ARRÊT MALADIE : CONFIDENTIALITÉ ET DROITS DES AGENTS

L’UNSA constate que de plus en plus d’agents se voient demander de prévenir personnellement leur hiérarchie avant un arrêt maladie, parfois même d’appeler directement un cadre, d’expliquer leur état de santé ou de transmettre des informations médicales. Ce rappel est nécessaire : un agent doit justifier son absence, mais il n’a pas à justifier médicalement son état de santé auprès de sa hiérarchie.

Ce qui relève du fonctionnement normal

En cas d’arrêt maladie, l’agent doit informer son employeur de son absence dans un délai raisonnable, transmettre son arrêt maladie dans le délai réglementaire et respecter les procédures administratives prévues.

Cette information permet au service de s’organiser. Elle ne donne pas pour autant le droit à l’encadrement de demander des explications médicales.

Ce qui ne peut pas être exigé

La hiérarchie ne peut pas imposer à un agent malade de détailler son état de santé, de communiquer le motif médical de son arrêt, de transmettre le volet médical à l’encadrement ou de se justifier sur sa pathologie.

Elle ne peut pas non plus faire pression sur un agent pour qu’il « trouve un remplaçant » ou qu’il « s’organise lui-même » alors qu’il est en arrêt ou en situation de fragilité.

Être malade n’est pas une faute.
Être absent avec un justificatif médical n’est pas un manquement professionnel.

Confidentialité : à qui transmettre l’arrêt ?

Les justificatifs et arrêts maladie doivent être transmis selon la procédure administrative prévue, notamment au SLRH ou au service RH habilité à les traiter, dans les délais réglementaires.

Les relevés SRH rappellent que les volets 2 et 3 de l’arrêt de travail, qui ne comportent pas d’information médicale, sont destinés à l’administration.

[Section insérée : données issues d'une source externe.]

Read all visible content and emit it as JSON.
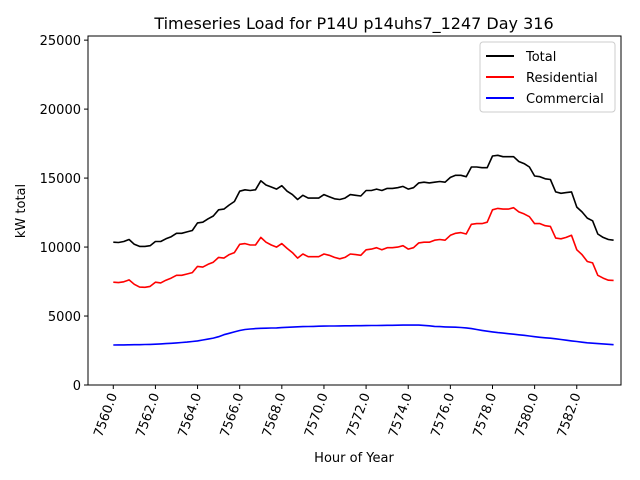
{
  "chart_data": {
    "type": "line",
    "title": "Timeseries Load for P14U p14uhs7_1247  Day 316",
    "xlabel": "Hour of Year",
    "ylabel": "kW total",
    "xlim": [
      7558.8,
      7584.1
    ],
    "ylim": [
      0,
      25300
    ],
    "xticks": [
      7560,
      7562,
      7564,
      7566,
      7568,
      7570,
      7572,
      7574,
      7576,
      7578,
      7580,
      7582
    ],
    "xtick_labels": [
      "7560.0",
      "7562.0",
      "7564.0",
      "7566.0",
      "7568.0",
      "7570.0",
      "7572.0",
      "7574.0",
      "7576.0",
      "7578.0",
      "7580.0",
      "7582.0"
    ],
    "yticks": [
      0,
      5000,
      10000,
      15000,
      20000,
      25000
    ],
    "ytick_labels": [
      "0",
      "5000",
      "10000",
      "15000",
      "20000",
      "25000"
    ],
    "legend_position": "top-right",
    "x": [
      7560,
      7560.25,
      7560.5,
      7560.75,
      7561,
      7561.25,
      7561.5,
      7561.75,
      7562,
      7562.25,
      7562.5,
      7562.75,
      7563,
      7563.25,
      7563.5,
      7563.75,
      7564,
      7564.25,
      7564.5,
      7564.75,
      7565,
      7565.25,
      7565.5,
      7565.75,
      7566,
      7566.25,
      7566.5,
      7566.75,
      7567,
      7567.25,
      7567.5,
      7567.75,
      7568,
      7568.25,
      7568.5,
      7568.75,
      7569,
      7569.25,
      7569.5,
      7569.75,
      7570,
      7570.25,
      7570.5,
      7570.75,
      7571,
      7571.25,
      7571.5,
      7571.75,
      7572,
      7572.25,
      7572.5,
      7572.75,
      7573,
      7573.25,
      7573.5,
      7573.75,
      7574,
      7574.25,
      7574.5,
      7574.75,
      7575,
      7575.25,
      7575.5,
      7575.75,
      7576,
      7576.25,
      7576.5,
      7576.75,
      7577,
      7577.25,
      7577.5,
      7577.75,
      7578,
      7578.25,
      7578.5,
      7578.75,
      7579,
      7579.25,
      7579.5,
      7579.75,
      7580,
      7580.25,
      7580.5,
      7580.75,
      7581,
      7581.25,
      7581.5,
      7581.75,
      7582,
      7582.25,
      7582.5,
      7582.75,
      7583,
      7583.25,
      7583.5,
      7583.75
    ],
    "series": [
      {
        "name": "Total",
        "color": "#000000",
        "values": [
          10350,
          10330,
          10400,
          10550,
          10200,
          10050,
          10050,
          10100,
          10400,
          10400,
          10600,
          10750,
          11000,
          11000,
          11100,
          11200,
          11750,
          11800,
          12050,
          12250,
          12700,
          12750,
          13050,
          13300,
          14050,
          14150,
          14100,
          14150,
          14800,
          14500,
          14350,
          14200,
          14450,
          14050,
          13800,
          13450,
          13750,
          13550,
          13550,
          13550,
          13800,
          13650,
          13500,
          13450,
          13550,
          13800,
          13750,
          13700,
          14100,
          14100,
          14200,
          14100,
          14250,
          14250,
          14300,
          14400,
          14200,
          14300,
          14650,
          14700,
          14650,
          14700,
          14750,
          14700,
          15050,
          15200,
          15200,
          15100,
          15800,
          15800,
          15750,
          15750,
          16600,
          16650,
          16550,
          16550,
          16550,
          16200,
          16050,
          15800,
          15150,
          15100,
          14950,
          14900,
          14000,
          13900,
          13950,
          14000,
          12900,
          12550,
          12100,
          11900,
          10950,
          10700,
          10550,
          10500
        ]
      },
      {
        "name": "Residential",
        "color": "#ff0000",
        "values": [
          7450,
          7420,
          7480,
          7620,
          7300,
          7100,
          7080,
          7150,
          7450,
          7400,
          7600,
          7750,
          7950,
          7950,
          8050,
          8150,
          8600,
          8550,
          8750,
          8900,
          9250,
          9200,
          9450,
          9600,
          10200,
          10250,
          10150,
          10150,
          10700,
          10350,
          10150,
          10000,
          10250,
          9900,
          9600,
          9200,
          9500,
          9300,
          9300,
          9300,
          9500,
          9400,
          9250,
          9150,
          9250,
          9500,
          9450,
          9400,
          9800,
          9850,
          9950,
          9800,
          9950,
          9950,
          10000,
          10100,
          9850,
          9950,
          10300,
          10350,
          10350,
          10500,
          10550,
          10500,
          10850,
          11000,
          11050,
          10950,
          11650,
          11700,
          11700,
          11800,
          12700,
          12800,
          12750,
          12750,
          12850,
          12550,
          12400,
          12200,
          11700,
          11700,
          11550,
          11500,
          10650,
          10600,
          10700,
          10850,
          9800,
          9450,
          8950,
          8850,
          7950,
          7750,
          7600,
          7580
        ]
      },
      {
        "name": "Commercial",
        "color": "#0000ff",
        "values": [
          2900,
          2905,
          2910,
          2915,
          2920,
          2925,
          2935,
          2945,
          2960,
          2980,
          3000,
          3020,
          3050,
          3080,
          3110,
          3150,
          3200,
          3260,
          3330,
          3400,
          3500,
          3650,
          3750,
          3850,
          3950,
          4020,
          4060,
          4090,
          4110,
          4120,
          4130,
          4140,
          4160,
          4180,
          4200,
          4220,
          4230,
          4240,
          4250,
          4260,
          4270,
          4275,
          4280,
          4285,
          4290,
          4295,
          4300,
          4300,
          4305,
          4310,
          4315,
          4320,
          4325,
          4330,
          4335,
          4340,
          4345,
          4345,
          4340,
          4320,
          4290,
          4250,
          4230,
          4210,
          4200,
          4190,
          4170,
          4140,
          4090,
          4020,
          3960,
          3900,
          3850,
          3800,
          3760,
          3720,
          3680,
          3640,
          3600,
          3550,
          3500,
          3460,
          3420,
          3390,
          3350,
          3300,
          3250,
          3200,
          3150,
          3100,
          3060,
          3030,
          3000,
          2980,
          2950,
          2920
        ]
      }
    ]
  }
}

Le volet 1, qui contient les éléments médicaux, doit rester en possession de l’agent et n’a pas à être transmis à l’encadrement.

L’encadrement de proximité doit être informé de l’absence et, le cas échéant, de sa durée prévisible, afin de permettre l’organisation du service.
Il n’a pas à connaître le diagnostic, la pathologie, le traitement ou les éléments médicaux de l’agent.

Le secret médical et le respect de la vie privée s’imposent à tous.

Attention aux dérives

Certaines pratiques installent une pression permanente sur les agents : appels insistants pendant un arrêt, demandes de justification détaillée, culpabilisation liée aux effectifs, injonction à prévenir « avant d’être malade ».

Ces pratiques ne doivent pas devenir des normes de fonctionnement.

L’UNSA CASVP rappelle que la protection de la santé des agents est une obligation de l’employeur, que la confidentialité médicale est un droit fondamental et qu’aucun agent ne doit subir de pression lorsqu’il est malade, en arrêt ou en situation de fragilité.